Abstract
OBJECTIVE: The first report on transfusion-associated HIV infections was published in the USA in 1982. The first case reports in Switzerland were published in 1986. So far there has never been a methodologically sound answer to the question of how many persons were infected with HIV by receiving transfusions in Switzerland before the introduction of universal HIV blood donor screening.
METHODS: The following available data sources were analyzed simultaneously: firstly, the results of the look-back study conducted in 1993, secondly, the reports of HIV infections and AIDS cases in the national surveillance system, and, thirdly, the claims for compensation for HIV-infected transfusion recipients and hemophiliacs. Two methodologically different and independent estimates were obtained. Firstly, the coverage of the look-back study was estimated, which made it possible to calculate the total number of documentable transfusion-associated HIV infections in Switzerland. Secondly, matching was performed on the cases in the look-back study and the reports in the national surveillance system. Applying formulas of capture-recapture designs provided a second estimate of the total number of documentable transfusion-associated HIV infections.
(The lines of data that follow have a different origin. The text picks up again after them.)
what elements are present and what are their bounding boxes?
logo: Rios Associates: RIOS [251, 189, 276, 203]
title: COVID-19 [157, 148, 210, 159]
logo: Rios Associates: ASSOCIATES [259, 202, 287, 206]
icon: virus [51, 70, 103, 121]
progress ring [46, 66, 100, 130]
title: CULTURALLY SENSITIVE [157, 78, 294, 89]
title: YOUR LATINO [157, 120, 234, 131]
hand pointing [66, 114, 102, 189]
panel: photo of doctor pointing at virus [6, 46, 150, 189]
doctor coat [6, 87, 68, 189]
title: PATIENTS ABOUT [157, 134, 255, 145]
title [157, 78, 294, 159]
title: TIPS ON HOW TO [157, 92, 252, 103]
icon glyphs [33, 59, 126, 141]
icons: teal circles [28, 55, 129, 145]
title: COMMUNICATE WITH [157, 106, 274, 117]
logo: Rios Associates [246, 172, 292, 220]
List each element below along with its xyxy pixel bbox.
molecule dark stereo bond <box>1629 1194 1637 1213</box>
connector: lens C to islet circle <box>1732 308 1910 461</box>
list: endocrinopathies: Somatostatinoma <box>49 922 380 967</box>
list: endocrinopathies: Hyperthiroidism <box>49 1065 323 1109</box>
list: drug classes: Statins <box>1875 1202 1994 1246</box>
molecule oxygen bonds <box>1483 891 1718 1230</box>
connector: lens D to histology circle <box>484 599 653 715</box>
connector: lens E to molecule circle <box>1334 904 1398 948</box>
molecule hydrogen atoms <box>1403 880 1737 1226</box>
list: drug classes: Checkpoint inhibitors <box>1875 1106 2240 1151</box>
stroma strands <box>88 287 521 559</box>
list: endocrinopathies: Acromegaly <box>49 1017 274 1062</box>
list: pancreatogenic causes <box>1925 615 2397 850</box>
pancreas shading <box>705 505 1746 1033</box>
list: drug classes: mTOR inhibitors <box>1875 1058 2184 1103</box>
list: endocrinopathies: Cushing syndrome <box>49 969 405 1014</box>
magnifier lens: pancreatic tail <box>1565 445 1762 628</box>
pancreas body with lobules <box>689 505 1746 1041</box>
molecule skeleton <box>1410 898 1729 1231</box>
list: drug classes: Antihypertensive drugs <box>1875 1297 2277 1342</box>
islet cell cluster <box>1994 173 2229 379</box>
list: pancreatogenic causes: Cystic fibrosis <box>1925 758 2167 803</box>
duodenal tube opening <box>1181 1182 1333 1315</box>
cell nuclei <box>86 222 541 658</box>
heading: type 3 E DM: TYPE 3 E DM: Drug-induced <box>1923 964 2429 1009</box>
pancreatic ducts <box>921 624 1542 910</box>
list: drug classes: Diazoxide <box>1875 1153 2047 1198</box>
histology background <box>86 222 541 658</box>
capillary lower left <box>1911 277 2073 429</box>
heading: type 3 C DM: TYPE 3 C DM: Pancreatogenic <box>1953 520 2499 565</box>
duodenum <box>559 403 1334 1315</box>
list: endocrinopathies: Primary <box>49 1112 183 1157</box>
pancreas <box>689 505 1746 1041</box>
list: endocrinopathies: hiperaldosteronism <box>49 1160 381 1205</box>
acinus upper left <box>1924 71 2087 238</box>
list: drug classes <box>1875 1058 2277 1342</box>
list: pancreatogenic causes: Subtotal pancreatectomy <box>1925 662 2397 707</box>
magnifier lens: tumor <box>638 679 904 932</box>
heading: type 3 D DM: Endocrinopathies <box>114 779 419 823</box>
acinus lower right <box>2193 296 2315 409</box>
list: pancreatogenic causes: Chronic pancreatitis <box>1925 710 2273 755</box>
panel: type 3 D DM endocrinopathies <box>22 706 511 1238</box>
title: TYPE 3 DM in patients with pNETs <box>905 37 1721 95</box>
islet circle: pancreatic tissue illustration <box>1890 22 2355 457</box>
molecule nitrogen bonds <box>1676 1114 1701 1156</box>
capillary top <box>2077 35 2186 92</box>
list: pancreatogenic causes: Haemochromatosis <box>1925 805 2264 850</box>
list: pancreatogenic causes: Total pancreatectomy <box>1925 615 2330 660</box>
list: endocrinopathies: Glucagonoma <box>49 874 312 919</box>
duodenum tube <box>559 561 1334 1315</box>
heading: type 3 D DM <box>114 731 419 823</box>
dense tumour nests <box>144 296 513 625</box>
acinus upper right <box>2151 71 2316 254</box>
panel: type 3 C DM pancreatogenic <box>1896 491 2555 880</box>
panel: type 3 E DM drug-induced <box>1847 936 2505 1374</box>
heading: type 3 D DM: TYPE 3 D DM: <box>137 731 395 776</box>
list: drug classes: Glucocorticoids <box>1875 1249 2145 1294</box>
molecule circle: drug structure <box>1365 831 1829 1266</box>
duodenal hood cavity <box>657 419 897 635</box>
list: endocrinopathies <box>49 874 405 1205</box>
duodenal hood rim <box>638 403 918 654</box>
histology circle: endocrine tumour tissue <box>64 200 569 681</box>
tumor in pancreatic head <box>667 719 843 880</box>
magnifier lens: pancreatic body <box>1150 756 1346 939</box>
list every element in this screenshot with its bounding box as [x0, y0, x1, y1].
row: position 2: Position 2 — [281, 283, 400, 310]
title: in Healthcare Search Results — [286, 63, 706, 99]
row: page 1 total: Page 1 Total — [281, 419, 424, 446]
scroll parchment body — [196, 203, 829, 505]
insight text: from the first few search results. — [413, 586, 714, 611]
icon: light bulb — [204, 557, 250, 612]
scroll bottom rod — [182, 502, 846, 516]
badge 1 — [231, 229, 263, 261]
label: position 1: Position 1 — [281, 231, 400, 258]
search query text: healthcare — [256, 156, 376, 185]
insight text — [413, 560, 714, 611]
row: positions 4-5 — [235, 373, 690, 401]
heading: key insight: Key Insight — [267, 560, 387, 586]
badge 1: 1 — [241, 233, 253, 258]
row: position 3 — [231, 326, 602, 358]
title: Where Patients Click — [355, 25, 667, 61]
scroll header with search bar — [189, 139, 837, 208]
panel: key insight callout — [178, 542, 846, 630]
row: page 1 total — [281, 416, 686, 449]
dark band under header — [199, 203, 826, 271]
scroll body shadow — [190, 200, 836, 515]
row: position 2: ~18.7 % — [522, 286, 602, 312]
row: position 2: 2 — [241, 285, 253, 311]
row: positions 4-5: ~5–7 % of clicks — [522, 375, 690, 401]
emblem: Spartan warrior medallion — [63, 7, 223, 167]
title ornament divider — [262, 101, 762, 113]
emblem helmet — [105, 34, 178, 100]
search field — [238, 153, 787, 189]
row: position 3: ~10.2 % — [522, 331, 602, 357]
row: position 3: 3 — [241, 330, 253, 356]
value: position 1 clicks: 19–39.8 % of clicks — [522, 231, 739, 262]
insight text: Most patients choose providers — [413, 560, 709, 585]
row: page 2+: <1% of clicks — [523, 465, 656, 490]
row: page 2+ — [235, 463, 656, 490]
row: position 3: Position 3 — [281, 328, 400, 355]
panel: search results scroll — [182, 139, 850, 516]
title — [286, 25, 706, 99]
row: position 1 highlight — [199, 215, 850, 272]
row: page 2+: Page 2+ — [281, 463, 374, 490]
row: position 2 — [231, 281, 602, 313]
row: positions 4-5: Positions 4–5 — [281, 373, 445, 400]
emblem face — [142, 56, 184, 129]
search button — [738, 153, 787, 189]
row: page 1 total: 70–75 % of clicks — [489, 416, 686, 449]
The claims for compensation were used to corroborate the estimates obtained.
RESULTS: The two methods produced almost identical figures which were corroborated by the number of claims for compensation. It is therefore estimated that 80 to 100 persons in Switzerland may have been diagnosed as having HIV infection because of transfusions in Switzerland in the years after 1980. The last five known infections occurred in 1986 (four) and, after termination of the look-back study, in 1994 (one). However, the estimate of 80 to 100 does not include individuals who were infected before 1986 and died soon--within weeks or a few months--after the transfusion without diagnosis of HIV infection being possible.
CONCLUSION: This estimate of the total number of transfusion-associated HIV infections in Switzerland is approximately half earlier published ones. In addition, the present study will probably reduce the remaining uncertainties about the size of these iatrogenic HIV infections in the 1980s.